Au Congo-Kinshasa, des voix s’élèvent pour condamner l’agression rwandaise dans la partie Est du pays. Au-delà de ces voix, des actions commencent à se déclencher pour rétabli la paix. Après les marches ces derniers jours devant le concilat américain à Kinshasa, un Candidat à la présidentielle de 2023, Constat Mutumba et son parti politique Dipro ont saisi la Cour pénale internationale pour déposer une plainte contre Paul Kagame, président du Rwanda et Corneille Nangaa , ancien président de la Commission Électorale Nationale Indépendante (CENI), qui s’est ralié au Mouvement du 23 Mars (M24) dans une plateforme politique dénommée Alliance du Fleuve Congo (AFC).

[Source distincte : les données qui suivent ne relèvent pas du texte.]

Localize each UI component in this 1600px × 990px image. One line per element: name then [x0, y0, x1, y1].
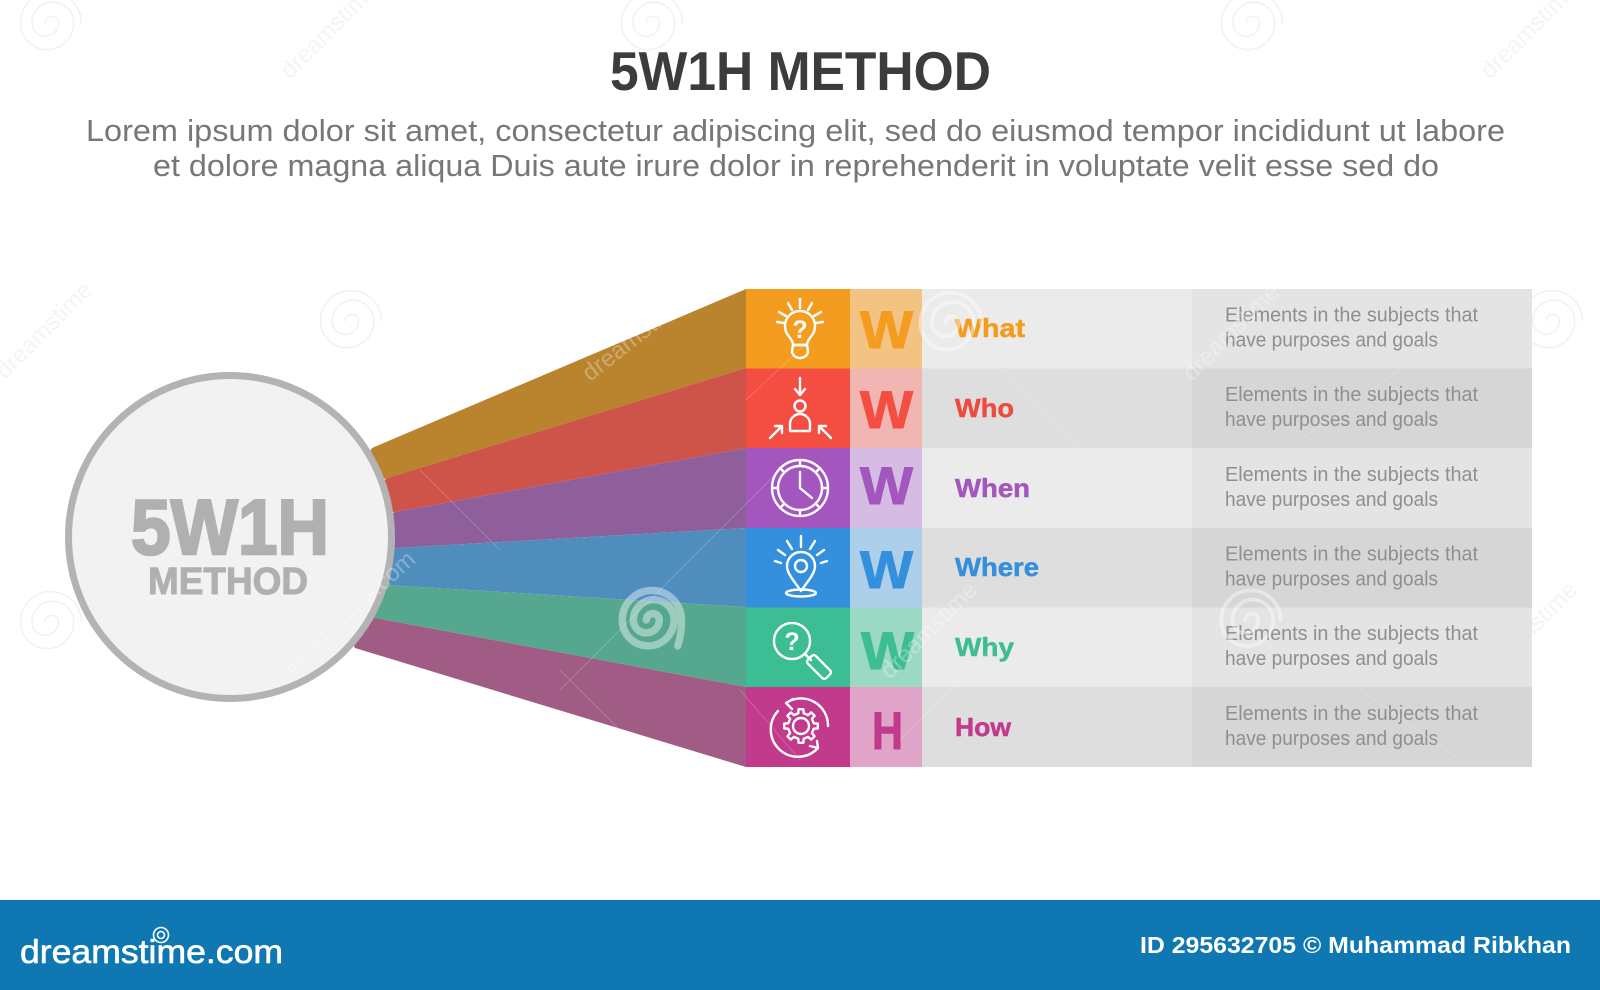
- icon: magnifier question: [774, 623, 832, 680]
- watermark overlay: dreamstime: [875, 576, 983, 684]
- row: When: [746, 448, 1532, 528]
- funnel ribbons connecting circle to rows: [330, 289, 746, 767]
- icon: light bulb question: ?: [792, 316, 808, 344]
- description: [1225, 542, 1478, 590]
- description: Elements in the subjects that: [1225, 702, 1478, 725]
- description: [1225, 622, 1478, 670]
- label Why: Why: [955, 632, 1015, 662]
- icon: logo spiral: [154, 928, 168, 942]
- watermark overlay: dreamstime: [577, 288, 692, 387]
- icon: clock: [772, 460, 828, 516]
- description: have purposes and goals: [1225, 328, 1438, 352]
- icon: gear with cycle arrows: [771, 698, 828, 757]
- description: have purposes and goals: [1225, 408, 1438, 431]
- description: Elements in the subjects that: [1225, 622, 1478, 645]
- watermark spirals on white: [20, 0, 1582, 649]
- letter W: W: [861, 622, 914, 681]
- description: [1225, 702, 1478, 750]
- description: have purposes and goals: [1225, 647, 1438, 670]
- label When: When: [955, 473, 1030, 503]
- central circle: 5W1H method: 5W1H: [131, 483, 329, 571]
- subtitle text: et dolore magna aliqua Duis aute irure dolor in reprehenderit in voluptate velit esse sed do: [153, 148, 1439, 183]
- footer credit: ID 295632705 © Muhammad Ribkhan: [1140, 932, 1571, 958]
- subtitle text: Lorem ipsum dolor sit amet, consectetur adipiscing elit, sed do eiusmod tempor incididunt ut labore: [86, 113, 1505, 148]
- row: What: [746, 289, 1532, 368]
- letter W: W: [860, 541, 913, 600]
- footer logo: dreamstime.com: dreamstime.com: [20, 933, 283, 970]
- description: [1225, 463, 1478, 511]
- letter W: W: [860, 381, 913, 440]
- watermark overlay: dreamstime.com: [271, 546, 421, 684]
- description: have purposes and goals: [1225, 488, 1438, 511]
- description: [1225, 304, 1478, 352]
- letter W: W: [860, 301, 913, 360]
- row: How: [746, 687, 1532, 767]
- row: Why: [746, 608, 1532, 687]
- watermark overlay: dreamstime: [1177, 278, 1285, 386]
- description: have purposes and goals: [1225, 727, 1438, 750]
- row: Where: [746, 528, 1532, 608]
- description: [1225, 383, 1478, 431]
- letter W: W: [860, 457, 913, 516]
- description: Elements in the subjects that: [1225, 304, 1478, 326]
- icon: light bulb question: [777, 299, 823, 358]
- description: Elements in the subjects that: [1225, 383, 1478, 406]
- icon: location pin: [775, 536, 827, 596]
- row: Who: [746, 368, 1532, 448]
- subtitle text: [86, 113, 1505, 183]
- label Who: Who: [955, 393, 1014, 423]
- watermark overlay: [0, 0, 1583, 760]
- letter H: H: [872, 702, 903, 761]
- label How: How: [955, 712, 1012, 742]
- central circle: 5W1H method: METHOD: [148, 561, 308, 603]
- label Where: Where: [955, 552, 1039, 582]
- icon: person with arrows: [770, 378, 831, 438]
- title: 5W1H METHOD: [610, 40, 991, 102]
- description: Elements in the subjects that: [1225, 463, 1478, 486]
- watermark overlay: dreamstime: [1475, 576, 1583, 684]
- description: have purposes and goals: [1225, 568, 1438, 590]
- central circle: 5W1H method: [68, 376, 392, 698]
- icon: magnifier question: ?: [784, 628, 800, 656]
- label What: What: [955, 313, 1025, 343]
- footer bar: [0, 900, 1600, 990]
- description: Elements in the subjects that: [1225, 542, 1478, 566]
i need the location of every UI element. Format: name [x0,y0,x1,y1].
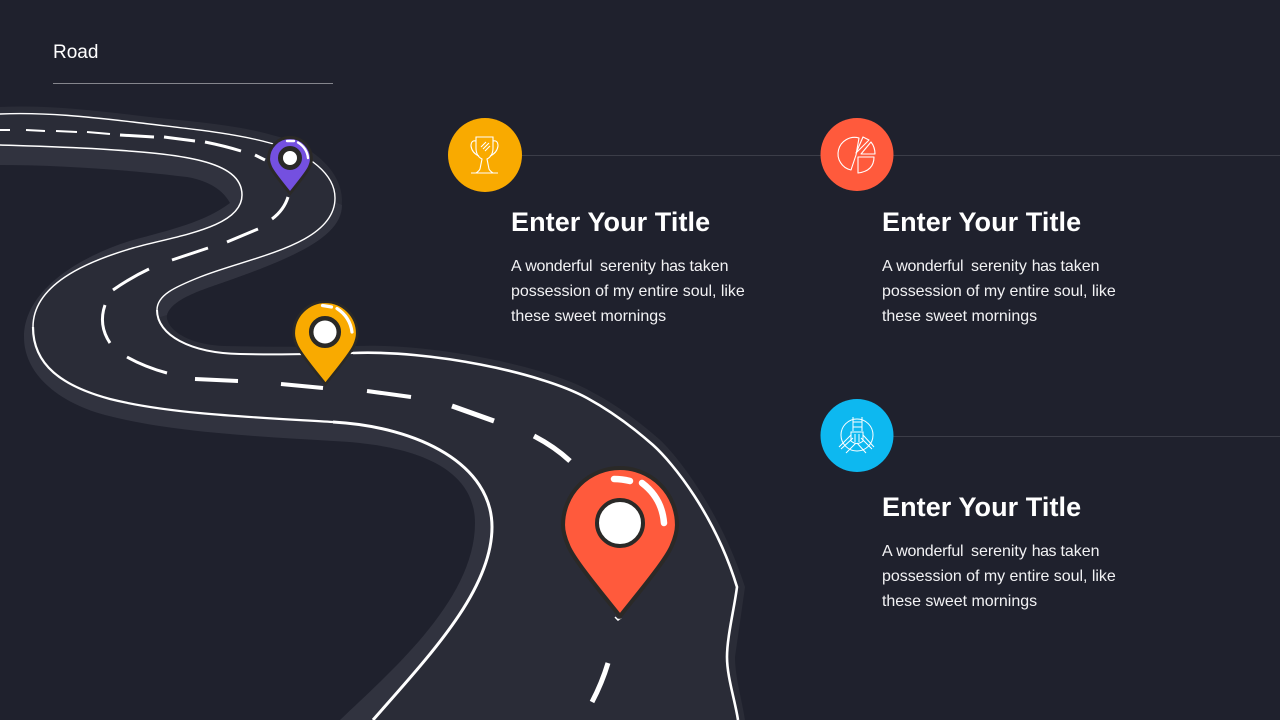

Constant Mutamba a fait cette annonce, au cours d’un point de presse tenu, jeudi 08 février 2024, au siège de son parti basé à Kinshasa.
Evoquant la plainte contre Corneille Nangaa, M. Constat Mutamba pense qu’il s’agit pour son cas, d’une « plainte d’exemplarité afin de décourager d’autres compatriotes qui tenteraient de suivre le chemin de la rébellion pour déstabiliser leur propre pays et les institutions démocratiquement établies ».
La Dypro dit fonder sa plainte sur base des rapports crédibles des organisations du Système des Nations Unies et des faits, images de terrain rapportés par plusieurs sources indépendantes.
Il sied de noter que depuis la semaine dernière, les combats entre les Forces armées de la République démocratique du Congo et les terroristes du M23 se sont intensifiés proche de la ville de Goma, chef-lieu de la province du Nord-Kivu.
Les terroristes ont su désenclaver la Ville de Goma, chose qui axphixie étrangement la population.
Voulant la négociation avec Kinshasa, le Président Félix Tshisekedi avait refusé d’emprunter la voix des pourparlers. La semaine dernière les États-Unis s’étaient limités à demander au Rwanda d’arrêter de soutenir le M23. Dans leur communiqué, on lit bien que le Rwandaise doit respecter un territoire souverain.